<エグゼクティブサマリー>
- モビリティ業界はサステナビリティなど社会的要請や多様な消費者ニーズに応え、新たな価値創造が必要であり、企業・産業・国を跨いだデータ連携が益々重要。
- 日本では協調領域として、経産省ウラノス・エコシステム、経産省・国交省モビリティDX戦略、経団連のデータ連携・データスペース構築に向けた取り組みなど、産官横断でのモビリティデータ連携基盤構築が進行中。

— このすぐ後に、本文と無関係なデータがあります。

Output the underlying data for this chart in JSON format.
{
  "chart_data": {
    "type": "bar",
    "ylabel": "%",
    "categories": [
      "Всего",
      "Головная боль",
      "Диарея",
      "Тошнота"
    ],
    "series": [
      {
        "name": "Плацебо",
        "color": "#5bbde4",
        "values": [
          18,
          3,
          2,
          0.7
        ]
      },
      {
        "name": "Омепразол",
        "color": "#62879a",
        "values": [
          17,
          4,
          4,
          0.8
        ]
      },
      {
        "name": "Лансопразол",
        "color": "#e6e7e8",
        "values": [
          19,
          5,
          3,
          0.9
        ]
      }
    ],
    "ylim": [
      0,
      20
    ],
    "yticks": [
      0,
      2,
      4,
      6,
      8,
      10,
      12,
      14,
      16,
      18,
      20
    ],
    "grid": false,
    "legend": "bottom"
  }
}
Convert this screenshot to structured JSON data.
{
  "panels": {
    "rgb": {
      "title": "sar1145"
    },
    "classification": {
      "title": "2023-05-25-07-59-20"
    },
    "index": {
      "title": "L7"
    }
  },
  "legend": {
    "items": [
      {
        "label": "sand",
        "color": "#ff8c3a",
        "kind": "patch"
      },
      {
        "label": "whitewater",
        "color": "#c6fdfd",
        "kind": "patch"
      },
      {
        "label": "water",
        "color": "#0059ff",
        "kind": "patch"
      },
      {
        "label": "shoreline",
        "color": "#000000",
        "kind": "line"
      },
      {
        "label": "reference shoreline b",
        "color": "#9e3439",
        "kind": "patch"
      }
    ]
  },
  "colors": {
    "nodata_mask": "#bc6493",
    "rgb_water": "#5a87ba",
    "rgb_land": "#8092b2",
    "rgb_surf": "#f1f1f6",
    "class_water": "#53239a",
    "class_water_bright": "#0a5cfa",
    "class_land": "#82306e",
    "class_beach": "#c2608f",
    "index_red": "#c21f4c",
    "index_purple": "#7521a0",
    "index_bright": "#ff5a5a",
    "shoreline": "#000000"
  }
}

- ネットワークの齎す変革力がモビリティ業界の価値創造・バリューチェーン拡張に不可欠であり、日本はデータ連携基盤の展開を急ぐ必要がある。
■はじめに
自動車業界におけるデータ連携の取り組みとして、前回は欧州におけるデータエコシステムの拡張を取り上げたが、本稿では日本におけるモビリティデータ連携の取り組みを紹介したい。欧州ではCO2排出量や原材料トレーサビリティーに対する規制・規則に対応し、Catena-XやMobility Date Spaceといった分散型データ連携の構築・運用が先行しているが、日本でもデータ連携基盤の構築が始まっている。
■日本におけるデータ連携
モビリティ業界が百年に一度の変革期だといわれて久しく、CASE(コネクテッド、自動運転、シェアリング、電動化)という言葉も使い古された感があるが、サステナビリティなどの社会的な要請や多様な消費者のニーズに応えて、新たな価値創造が常に求められている。原材料調達から生産~流通~販売に至るサプライチェーンにおいては、カーボンニュートラル対応やより迅速な品質管理などのため、材料・部品・完成車のトレーサビリティー情報を各メーカーから集約して管理・提供する必要がある。また販売~利用~部品交換・修理~中古販売~廃棄・リサイクルに至るまでのバリューチェーンでは、車両データ・走行データを活用した新たなサービス提供・市場開拓が考えられる。自動車メーカーやIT企業が独自の競争領域としてソフトウェア開発、E/Eアーキテクチュア開発を進める一方、企業を跨いだデータ連携の仕組みや、産業や国境を越えた連携構築は益々重要となっている。日本での協調領域におけるデータ連携に関しては、産官レベルでの取り組みが複数連携しながら進行しており、本稿では4つを紹介する。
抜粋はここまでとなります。